Pourtant cette inclination est forte “parce que nous vivons plus en Lui qu’en
nous... Nous sommes forcés de crier: je suis vôtre Seigneur, et ne dois être
qu’à Vous; mon âme est vôtre et ne doit vivre que par vous; ma volonté est vôtre
et ne doit aimer que pour Vous; mon amour est vôtre et ne doit tendre que vers
Vous. Je Vous dois aimer comme mon premier principe puisque je suis de Vous; je
Vous dois aimer comme ma fin et mon repos puisque je suis pour vous; je vous
dois aimer plus que mon être puisque mon être subsiste par Vous ; je dois Vous
aimer plus que moi-même puisque je suis tout à Vous et en Vous.”
[10]
Enfin nous aimons Dieu, parce que Lui, nous aime, et Il nous aime d’un Amour
jaloux, “d’un Amour qui ne reçoit aucun mélange d’autre affection, voulant que
tout soit pour le Bien-aimé.”
[11]
Mais quelle est sa jalousie ? “Il veut que nous soyons tellement siens que nous
ne soyons en façon quelconque à personne qu’à Lui... il demande tout notre cœur, toute notre âme, tout notre esprit, toutes nos forces; pour cela même il
s’appelle notre Époux, et nos âmes ses épouses, et nomme toutes sortes
d’éloignement de lui, fornication, adultère... Notre amour lui est inutile, mais
il nous est de grand profit ; et s’il lui est agréable, c’est parce qu’il nous
est profitable; car étant le souverain bien, Il se plaît à se communiquer par
son Amour sans que bien quelconque Lui en revienne ; aussi s’écrie-t-il, se
plaignant des pécheurs, par manière de jalousie : Ils m’ont laissé, Moi qui
suis source d’eau vive, et se sont creusé des citernes, citernes dissipées et
crevassées qui ne peuvent retenir les eaux... Mais Je regrette leur malheur
parce que, m’ayant laissé, ils se sont amusés à des puits sans eaux.” C’est
donc pour l’amour de nous que Dieu veut que nous L’aimions, parce que nous ne
pouvons cesser de L’aimer sans commencer de nous perdre ; et que tout ce que
nous Lui ôtons de nos affections, nous le perdons.”
[12]
Il a été noté plus haut que Saint François de Sales considère généralement Dieu
dans sa Trinité et ses
relations
amoureuses Père- Fils.
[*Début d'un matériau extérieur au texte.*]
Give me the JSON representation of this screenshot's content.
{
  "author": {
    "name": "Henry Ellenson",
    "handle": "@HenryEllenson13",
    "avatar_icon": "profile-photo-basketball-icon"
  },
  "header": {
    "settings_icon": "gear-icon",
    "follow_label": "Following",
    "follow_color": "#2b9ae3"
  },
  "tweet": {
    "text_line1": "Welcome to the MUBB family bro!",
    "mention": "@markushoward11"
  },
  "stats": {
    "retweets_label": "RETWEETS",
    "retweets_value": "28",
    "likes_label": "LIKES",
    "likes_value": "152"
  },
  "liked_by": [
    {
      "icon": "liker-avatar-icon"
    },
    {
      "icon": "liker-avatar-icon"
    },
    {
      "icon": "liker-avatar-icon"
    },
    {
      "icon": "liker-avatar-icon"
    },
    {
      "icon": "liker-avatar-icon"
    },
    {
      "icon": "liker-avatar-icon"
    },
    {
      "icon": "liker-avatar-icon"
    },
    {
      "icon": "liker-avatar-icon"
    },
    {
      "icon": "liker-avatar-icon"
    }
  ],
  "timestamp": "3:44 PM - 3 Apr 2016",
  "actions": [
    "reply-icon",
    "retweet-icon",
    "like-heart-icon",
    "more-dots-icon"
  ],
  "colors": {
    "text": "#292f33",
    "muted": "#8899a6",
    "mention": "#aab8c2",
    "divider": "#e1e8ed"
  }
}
C’est à partir de ces relations que peu à peu nous
découvrirons le Cœur de Dieu: Cœur de Jésus et Cœur du Père. En effet, quand
Dieu chérit les hommes, ses amis, et bénit leurs moindres petites bonnes
actions, “c’est en contemplation de son Fils bien-aimé, duquel Il veut honorer
les enfants adoptifs, sanctifiant tout ce qui est bon en eux.”
[13]
Voici quelques exemples de ces relations entre le Père et le Fils, vues par
Saint François de sales.
Entre le Père et le Fils il n’y a qu’une unique volonté : “Il fut écrit de Vous,
ô Sauveur de mon âme, que Vous fissiez la volonté de votre Père éternel.”
[14]
Notre Seigneur a aimé le Père et fait sa volonté jusqu’à la Croix. Notre Sauveur
exprime ainsi l’extrême soumission de sa volonté humaine au Père : “Le Seigneur
a ouvert mon oreille, c’est-à-dire m’a annoncé son bon plaisir touchant la
multitude des travaux que je dois souffrir, et moi, je ne contredis point, je ne
me retire point en arrière...”
Ce qui signifie, traduit François de Sales : “Ma volonté est en une simple
attente et demeure disposée à tout ce que celle de Dieu ordonnera, en suite de
quoi je livre et abandonne mon corps à la merci de ceux qui le battront...”
[15] Et Jésus
savait de quoi il était question puisqu’Il était destiné à porter les péchés du
monde. Mais Il savait que lorsqu’Il serait fait “tellement anathème, sacrifié
pour le péché et délaissé de son Père, Il ne laissait pas, néanmoins, d’être
perpétuellement le Fils bien-aimé auquel le Père prenait son bon plaisir.”
[16]
La confiance du Seigneur Jésus envers le Père demeura inébranlable jusqu’au
bout. Proche de sa mort, au moment de rendre l’esprit, Il se recommande à Lui:
“ô mon Père, je recommande mon esprit en vos mains” Par cette parole, dans son
incroyable détresse, “le Fils bien-aimé donna le souverain témoignage de son
amour envers le Père.”
[17] Pourtant la
sensibilité de Jésus n’était pas morte, et, “élevé entre la terre et le ciel,
Notre Seigneur, qui n’était, ce semble, tenu de la main de son Père que par
l’extrême pointe de l’Esprit... demeurait pour le reste abîmé dans la tristesse.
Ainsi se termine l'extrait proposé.